There are always accusations that London gets more infrastructure spending than its fair share, and a government with a small majority needs to be careful to look like it is distributing its resources equally.
“We need to make it clear that it provides spectacular benefits for the U.K. as a whole, not just for London,” Shawcross said. “We want to see the Northern Powerhouse and the Birmingham Interchange to all be built. The only thing that caused any perturbation was the change in process asked for by the National Infrastructure Commission.”
The National Infrastructure Commission, the body that analyses what projects the government should proceed with, said in 2016 that London needed to pay for half the cost of the project as originally outlined, and do so up front, rather than in arrears, as had been the case with Crossrail 1.
“For every £1 we spend we are predicting we get £6 back, but our challenge is to get that £1 up front to spend,” Dix said. “TfL didn’t have the same debts when we started Crossrail 1 as it does now, and we and business rates payers are still paying for Crossrail 1, with five more years to go. In our funding model, business and property owners pay some of the benefit they receive.”

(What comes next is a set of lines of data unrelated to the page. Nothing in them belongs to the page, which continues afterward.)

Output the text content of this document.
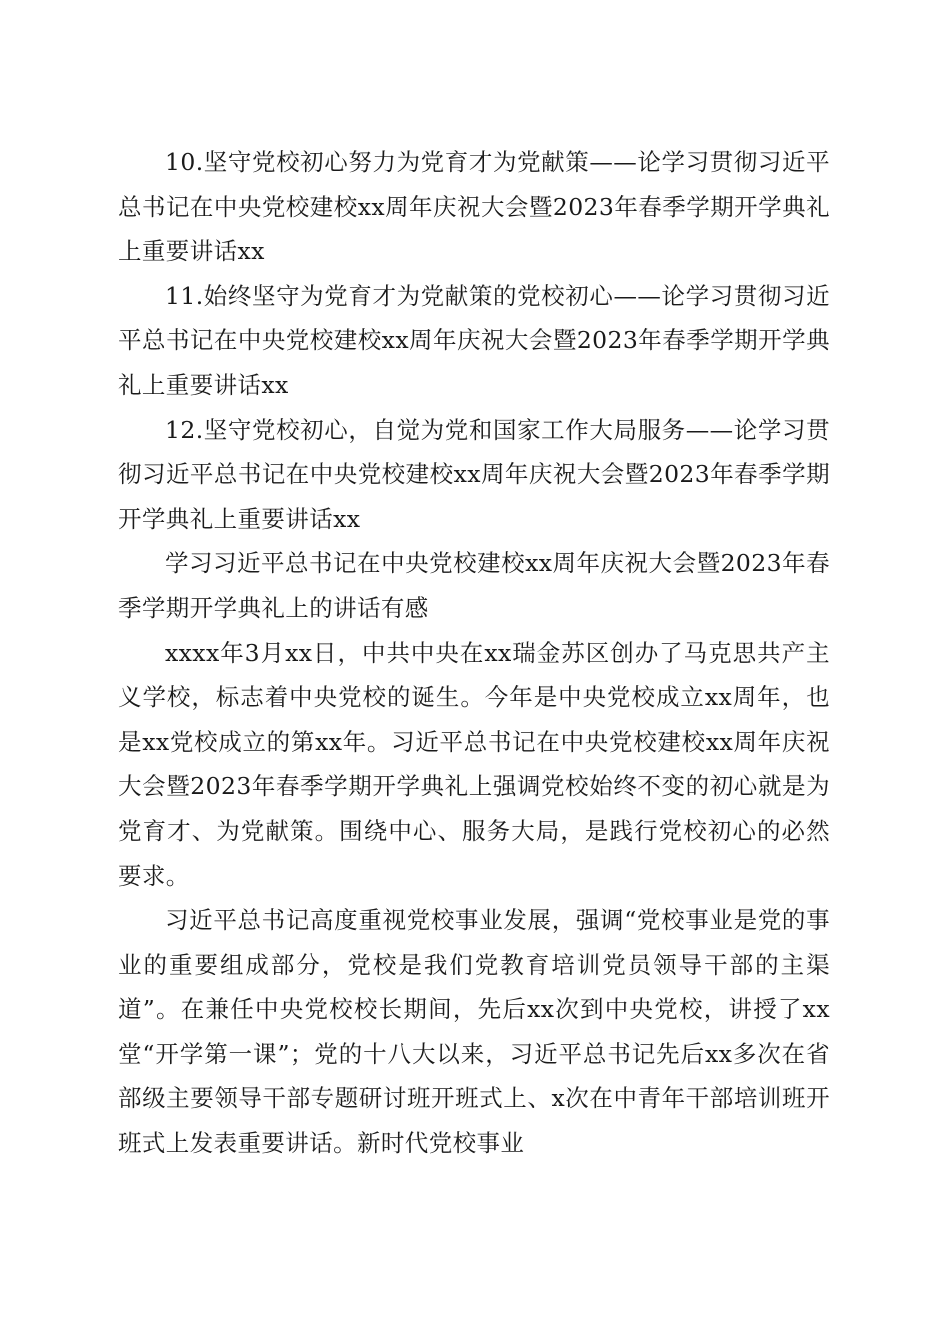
10.坚守党校初心努力为党育才为党献策——论学习贯彻习近平总书记在中央党校建校xx周年庆祝大会暨2023年春季学期开学典礼上重要讲话xx

11.始终坚守为党育才为党献策的党校初心——论学习贯彻习近平总书记在中央党校建校xx周年庆祝大会暨2023年春季学期开学典礼上重要讲话xx

12.坚守党校初心，自觉为党和国家工作大局服务——论学习贯彻习近平总书记在中央党校建校xx周年庆祝大会暨2023年春季学期开学典礼上重要讲话xx

学习习近平总书记在中央党校建校xx周年庆祝大会暨2023年春季学期开学典礼上的讲话有感

xxxx年3月xx日，中共中央在xx瑞金苏区创办了马克思共产主义学校，标志着中央党校的诞生。今年是中央党校成立xx周年，也是xx党校成立的第xx年。习近平总书记在中央党校建校xx周年庆祝大会暨2023年春季学期开学典礼上强调党校始终不变的初心就是为党育才、为党献策。围绕中心、服务大局，是践行党校初心的必然要求。

习近平总书记高度重视党校事业发展，强调“党校事业是党的事业的重要组成部分，党校是我们党教育培训党员领导干部的主渠道”。在兼任中央党校校长期间，先后xx次到中央党校，讲授了xx堂“开学第一课”；党的十八大以来，习近平总书记先后xx多次在省部级主要领导干部专题研讨班开班式上、x次在中青年干部培训班开班式上发表重要讲话。新时代党校事业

The funding model will be the main point of debate in coming meetings, and is the question over which the viability of the scheme will be decided. Is a country where austerity is the government policy and public expenditure is being cut back willing to add £15B to the national debt up front on the basis that it will be paid back over the longer term?

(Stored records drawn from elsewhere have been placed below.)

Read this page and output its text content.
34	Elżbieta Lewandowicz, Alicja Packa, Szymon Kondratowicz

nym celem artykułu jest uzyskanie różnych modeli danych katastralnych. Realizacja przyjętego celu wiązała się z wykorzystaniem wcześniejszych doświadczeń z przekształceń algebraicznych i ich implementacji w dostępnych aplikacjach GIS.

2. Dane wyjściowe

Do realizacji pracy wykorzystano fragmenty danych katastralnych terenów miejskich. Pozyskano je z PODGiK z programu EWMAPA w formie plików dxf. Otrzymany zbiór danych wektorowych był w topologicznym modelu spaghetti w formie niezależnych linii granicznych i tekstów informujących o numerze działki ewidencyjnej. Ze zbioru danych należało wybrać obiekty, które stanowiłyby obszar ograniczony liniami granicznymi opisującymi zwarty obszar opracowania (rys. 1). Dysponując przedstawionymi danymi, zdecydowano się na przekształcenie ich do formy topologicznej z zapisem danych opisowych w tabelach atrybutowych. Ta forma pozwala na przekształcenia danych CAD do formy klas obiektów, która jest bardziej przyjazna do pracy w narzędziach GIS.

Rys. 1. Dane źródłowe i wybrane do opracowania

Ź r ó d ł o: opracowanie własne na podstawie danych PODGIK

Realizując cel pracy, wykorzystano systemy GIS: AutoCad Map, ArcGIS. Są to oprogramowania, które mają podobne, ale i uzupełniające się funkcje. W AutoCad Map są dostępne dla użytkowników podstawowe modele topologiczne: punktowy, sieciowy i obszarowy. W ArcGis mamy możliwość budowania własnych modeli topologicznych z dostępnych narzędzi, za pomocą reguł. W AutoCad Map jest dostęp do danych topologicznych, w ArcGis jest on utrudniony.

“Most of the economic benefit will end up in the hand of the Exchequer but London needs to pay for half,” Dix said. “It will create £60B of land value uplift and that would more than pay for the scheme. There is a discussion going on with Treasury to create a mechanism to capture that.”
Dix also revealed that the government is re-evaluating the possibility of the project being funded by private sector investment, likely global sovereign wealth funds that would capture a share of the income it creates.

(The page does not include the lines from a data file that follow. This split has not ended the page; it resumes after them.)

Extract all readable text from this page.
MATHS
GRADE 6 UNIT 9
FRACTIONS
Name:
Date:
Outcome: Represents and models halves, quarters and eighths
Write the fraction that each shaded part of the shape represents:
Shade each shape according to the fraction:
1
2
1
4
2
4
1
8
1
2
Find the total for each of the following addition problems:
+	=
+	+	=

“We’ve undertaken three separate studies on the potential for the private sector to finance some of the cost,” Dix said. “Given the risk and cost, we found that private sector funding would make the project more expensive. But given the current circumstances we are revisiting that option and also looking at different parts of the scheme that the private sector could provide, such as when Canary Wharf built a station for Crossrail 1.”
We will have a better idea of the government’s position after the meeting between Khan and Grayling next week. The timing from here on is key. It sounds odd to say about a project that was first proposed in 1991 and would not be completed until 2033, but the next few weeks and months feel crucial.
“We’re asking government to give a firm commitment to the project. We want a new public consultation and hope to submit a hybrid bill before the end of this parliament,” Shawcross said.
If the deal is approved soon, Crossrail 2 could begin when Crossrail 1 delivers in 2019, capitalizing on momentum. If those milestones are not hit, the huge team and infrastructure put in place to deliver Crossrail 1 would start to break up, slowing the delivery and viability of the project.